Lights and Shadows

Text from the catalog for the exhibition “Fashioning Felt” 2009

Ursula Suter from Switzerland produces three-dimensional structured felt surfaces with a kind of reserve technique. This technique is al closely related to the forms of “stitched resist” practiced in Japan and West Africa (Fig. 12a-d). Suter begins with a wafer-thin wool surface. She gently folds, turns or gathers the surfaces in rows and parallel folds. Each pleat is covered with a thin strip of plastic and lightly sewn up with a needle and thread. When she moves on to editing, no area is spared from shrinking.
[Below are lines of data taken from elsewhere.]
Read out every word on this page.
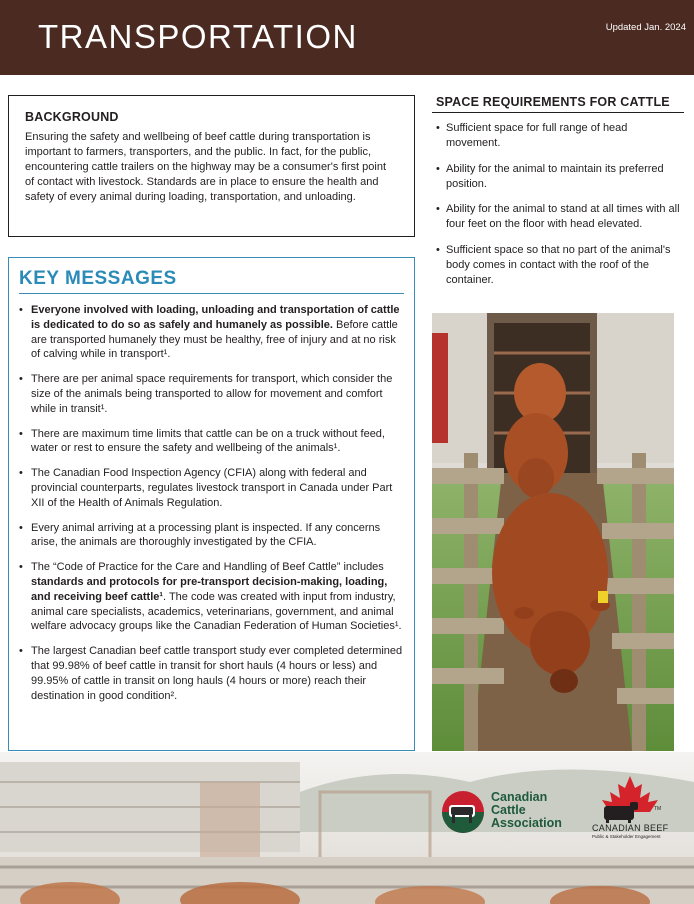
TRANSPORTATION	Updated Jan. 2024
BACKGROUND

Ensuring the safety and wellbeing of beef cattle during transportation is important to farmers, transporters, and the public. In fact, for the public, encountering cattle trailers on the highway may be a consumer's first point of contact with livestock. Standards are in place to ensure the health and safety of every animal during loading, transportation, and unloading.

KEY MESSAGES
• Everyone involved with loading, unloading and transportation of cattle is dedicated to do so as safely and humanely as possible. Before cattle are transported humanely they must be healthy, free of injury and at no risk of calving while in transport¹.
• There are per animal space requirements for transport, which consider the size of the animals being transported to allow for movement and comfort while in transit¹.
• There are maximum time limits that cattle can be on a truck without feed, water or rest to ensure the safety and wellbeing of the animals¹.
• The Canadian Food Inspection Agency (CFIA) along with federal and provincial counterparts, regulates livestock transport in Canada under Part XII of the Health of Animals Regulation.
• Every animal arriving at a processing plant is inspected. If any concerns arise, the animals are thoroughly investigated by the CFIA.
• The “Code of Practice for the Care and Handling of Beef Cattle” includes standards and protocols for pre-transport decision-making, loading, and receiving beef cattle¹. The code was created with input from industry, animal care specialists, academics, veterinarians, government, and animal welfare advocacy groups like the Canadian Federation of Human Societies¹.
• The largest Canadian beef cattle transport study ever completed determined that 99.98% of beef cattle in transit for short hauls (4 hours or less) and 99.95% of cattle in transit on long hauls (4 hours or more) reach their destination in good condition².
SPACE REQUIREMENTS FOR CATTLE
• Sufficient space for full range of head movement.
• Ability for the animal to maintain its preferred position.
• Ability for the animal to stand at all times with all four feet on the floor with head elevated.
• Sufficient space so that no part of the animal's body comes in contact with the roof of the container.
Canadian
Cattle
Association
TM
CANADIAN BEEF
Public & Stakeholder Engagement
The covered area with the plastic strip only felts for itself and remains more or less raised. When the felting is complete, the ribs protrude from the surface in various shapes. In some cases, a cobweb-like layer of silk fibers is placed on the surface before felting, creating an effect similar to Persian lamb.

Material: various wool qualities, silk fibers
Dimensions approx. 40 / 135 cm

– Pressemitteilung I
– Pressemitteilung II

Ursula Suter -Bild aus dem Katalog
Ursula Suter -Bild aus dem Katalog

My contribution to the exhibition “Fashioning Felt” is the result of several experiments titled “new surface-structures”.
I worked with different materials (wool and silk) in my own techniques of structuring surfaces.